With enough effort, you can find virtually anything on the Internet. While that might seem like a good thing when you’re trying to dig up a specific funny cat video, not everything out there is so benign. Sometimes, it’s better to avoid delving too deeply into your Google search results; you never know what things are better off unseen.
In fact, there’s one creepy online threat that’s hiding in plain sight. Not only is it unsettling, but it’s also proving to be a serious threat to both people’s privacy and the future of world politics.
Imagine that you were absentmindedly browsing the Internet one evening after work. After checking your emails, maybe you decided to click over to Facebook. There, you saw something strange in your newsfeed.
There was a video of a celebrity, in this case Mark Zuckerberg, playing. At first, he seemed to be giving a standard interview about Facebook’s business practices.

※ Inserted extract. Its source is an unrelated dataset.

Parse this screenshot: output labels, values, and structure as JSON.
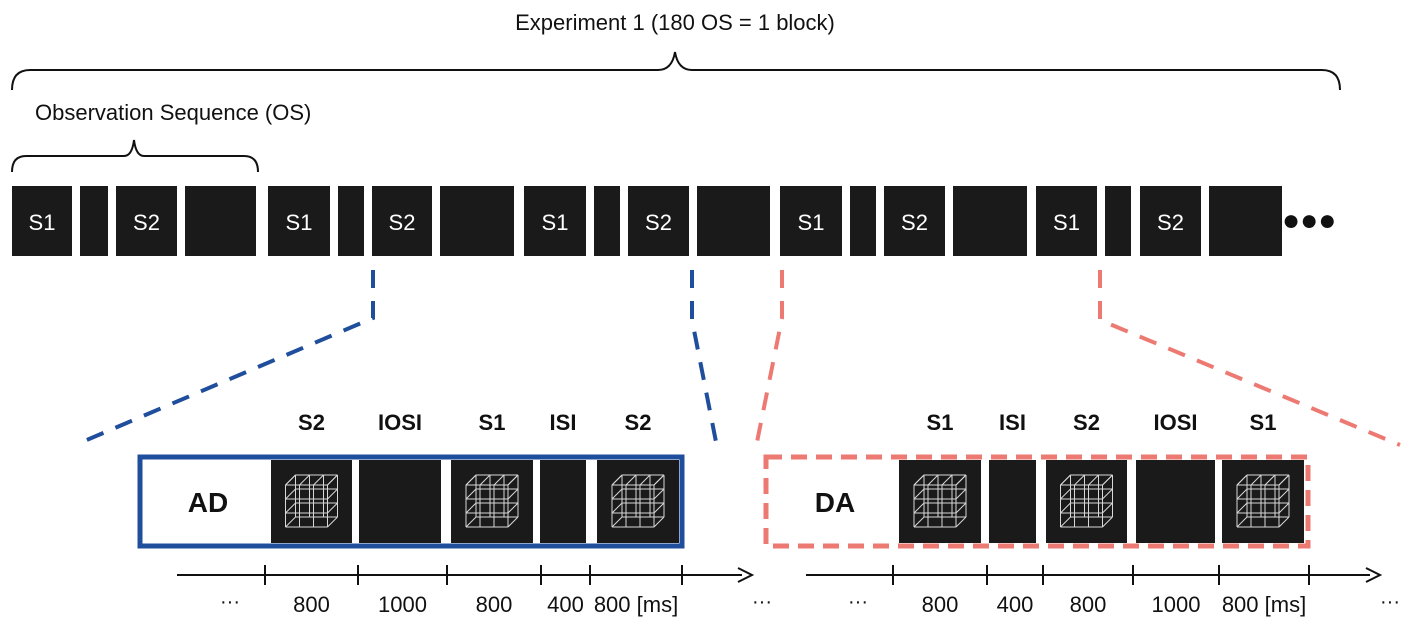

But then his presentation took a strange turn.
Before long, he was explaining that he was the “one man with total control of billions of people’s stolen data, all their secrets, their lives, their futures.” He was, essentially, Big Brother from 1984. It sounded like a conspiracy theory; what was happening?
If the video seems unbelievable, that’s because it wasn’t really Zuckerberg speaking. In fact, the clip is emblematic of a troubling new digital trend, which realistically alters videos and takes aim at celebrities. It places everyone’s personal security at risk.

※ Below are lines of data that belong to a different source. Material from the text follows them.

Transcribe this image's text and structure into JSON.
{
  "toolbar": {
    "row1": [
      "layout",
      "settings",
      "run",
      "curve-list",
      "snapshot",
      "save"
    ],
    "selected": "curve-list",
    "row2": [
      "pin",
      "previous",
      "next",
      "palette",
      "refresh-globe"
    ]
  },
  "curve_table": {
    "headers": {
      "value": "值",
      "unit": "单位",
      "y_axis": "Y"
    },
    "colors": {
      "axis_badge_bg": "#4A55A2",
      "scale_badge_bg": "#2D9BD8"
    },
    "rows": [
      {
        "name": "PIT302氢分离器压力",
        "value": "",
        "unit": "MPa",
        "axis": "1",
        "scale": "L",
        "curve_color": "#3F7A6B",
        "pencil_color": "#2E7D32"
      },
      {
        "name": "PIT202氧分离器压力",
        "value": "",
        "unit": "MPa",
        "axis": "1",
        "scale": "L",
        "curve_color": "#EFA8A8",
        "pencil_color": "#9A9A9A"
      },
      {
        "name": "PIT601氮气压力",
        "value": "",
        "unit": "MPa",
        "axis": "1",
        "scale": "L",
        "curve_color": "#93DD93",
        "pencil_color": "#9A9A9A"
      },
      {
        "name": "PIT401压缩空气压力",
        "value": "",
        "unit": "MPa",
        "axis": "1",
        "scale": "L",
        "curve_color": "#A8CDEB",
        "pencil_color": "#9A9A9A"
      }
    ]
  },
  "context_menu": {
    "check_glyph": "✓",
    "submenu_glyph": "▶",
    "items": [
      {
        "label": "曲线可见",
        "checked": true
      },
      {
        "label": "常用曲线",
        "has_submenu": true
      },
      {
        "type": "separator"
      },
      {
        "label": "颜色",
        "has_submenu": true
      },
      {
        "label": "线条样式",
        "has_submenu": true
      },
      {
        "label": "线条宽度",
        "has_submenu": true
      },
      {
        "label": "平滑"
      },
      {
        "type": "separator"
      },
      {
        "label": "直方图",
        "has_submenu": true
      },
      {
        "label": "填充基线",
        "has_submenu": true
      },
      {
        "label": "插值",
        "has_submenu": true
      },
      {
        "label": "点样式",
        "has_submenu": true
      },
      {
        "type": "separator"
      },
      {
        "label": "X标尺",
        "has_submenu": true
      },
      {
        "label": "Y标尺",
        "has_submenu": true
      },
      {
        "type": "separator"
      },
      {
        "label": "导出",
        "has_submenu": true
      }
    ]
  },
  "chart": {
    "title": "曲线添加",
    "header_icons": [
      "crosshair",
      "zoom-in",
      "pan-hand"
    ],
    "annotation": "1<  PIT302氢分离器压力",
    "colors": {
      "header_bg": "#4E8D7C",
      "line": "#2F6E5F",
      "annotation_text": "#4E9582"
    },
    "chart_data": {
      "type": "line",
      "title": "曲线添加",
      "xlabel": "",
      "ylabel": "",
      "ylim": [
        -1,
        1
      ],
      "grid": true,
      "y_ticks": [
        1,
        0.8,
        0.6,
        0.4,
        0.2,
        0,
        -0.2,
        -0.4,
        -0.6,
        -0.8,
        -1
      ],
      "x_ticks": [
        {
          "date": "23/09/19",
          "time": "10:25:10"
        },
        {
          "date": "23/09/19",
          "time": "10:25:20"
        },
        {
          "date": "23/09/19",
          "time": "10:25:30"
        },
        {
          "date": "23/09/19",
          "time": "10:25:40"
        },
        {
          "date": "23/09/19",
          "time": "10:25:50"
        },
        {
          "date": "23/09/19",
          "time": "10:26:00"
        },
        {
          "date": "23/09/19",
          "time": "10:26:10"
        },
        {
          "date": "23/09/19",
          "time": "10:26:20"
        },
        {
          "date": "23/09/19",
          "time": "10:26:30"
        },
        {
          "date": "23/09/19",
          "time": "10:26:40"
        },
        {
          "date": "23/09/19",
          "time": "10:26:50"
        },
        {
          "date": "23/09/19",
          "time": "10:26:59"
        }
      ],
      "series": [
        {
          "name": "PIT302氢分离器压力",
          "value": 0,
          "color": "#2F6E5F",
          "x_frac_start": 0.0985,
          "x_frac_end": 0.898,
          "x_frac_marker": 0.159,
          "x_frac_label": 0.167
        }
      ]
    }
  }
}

These videos, commonly known as deepfakes, sound like something out of a sci-fi movie. How could someone have created a fake video showing a public figure making outlandish claims without futuristic technology?
These videos follow the same principle as using Photoshop to manipulate pictures, just applied to a moving image. There is one crucial, dangerous difference between the two digital mediums, however.
Since manipulated images are static, there’s a limit to what they can depict; anything too outlandish makes the fake obvious. Doctored videos, however, can literally place words in someone’s mouth.
The idea of unsavory characters using your image as a digital puppet is undeniably creepy, but it still gets worse. These manipulated videos can be dangerous in a couple of concrete ways.
Even if a video is debunked as fake, a moving, talking image still has some staying power. That’s coming to the forefront in politics, where deepfakes can damage someone’s reputation with the voting public.
In May 2019, for example, someone created a spoof video of US Speaker of the House Nancy Pelosi slurring her words during a press conference. The creator had dramatically slowed down an actual clip of her talking, and it spread far and wide.
The video was even shared on Donald Trump’s Twitter account; that post alone was retweeted over 30,000 times. Even though the clip has been debunked, it still lodged itself in people’s memories.
The manipulated media took on extra importance with elections approaching. “Deepfakes are one of the most alarming trends I have witnessed as a Congresswoman to date,” wrote US Congresswoman Yvette Clarke.
“If the American public can be made to believe and trust altered videos,” she continued, “our democracy is in grave danger. We need to work together to stop deepfakes from becoming the defining feature of the 2020 elections.”
But the videos’ manipulation of truth can also affect other facets of life. In fact, some legal experts are concerned that they will set a dangerous precedent in the courtroom.
If criminals can easily manipulate moving images, videos may become inadmissible evidence in the court of law. Unfortunately, many technology companies haven’t taken a stand to stop the spread of these dangerous deepfakes.
One common video manipulating program called FakeApp is readily available for download online. While it’s not the easiest to use, anyone can theoretically learn to create convincing deepfakes if they’re willing to practice.
Samsung engineers have also created their own algorithm capable of turning a single still photo into a clip of that person speaking. They tested it on photos of famous celebrities with chilling success.
While that algorithm isn’t public yet, the message is clear: the technology to create deepfakes exists and is uncomfortably accessible. There is one digital hope to fight against them, however.
While poorly made deepfakes are easy to identify, higher quality ones are less obvious. That’s why computer scientists at the University of Albany came up with a new plan to fight fire with fire.
They created their own algorithm, built to identify instances in which the manipulating software has digitally transformed an video. This allows the program to flag deepfakes, ideally preventing their proliferation.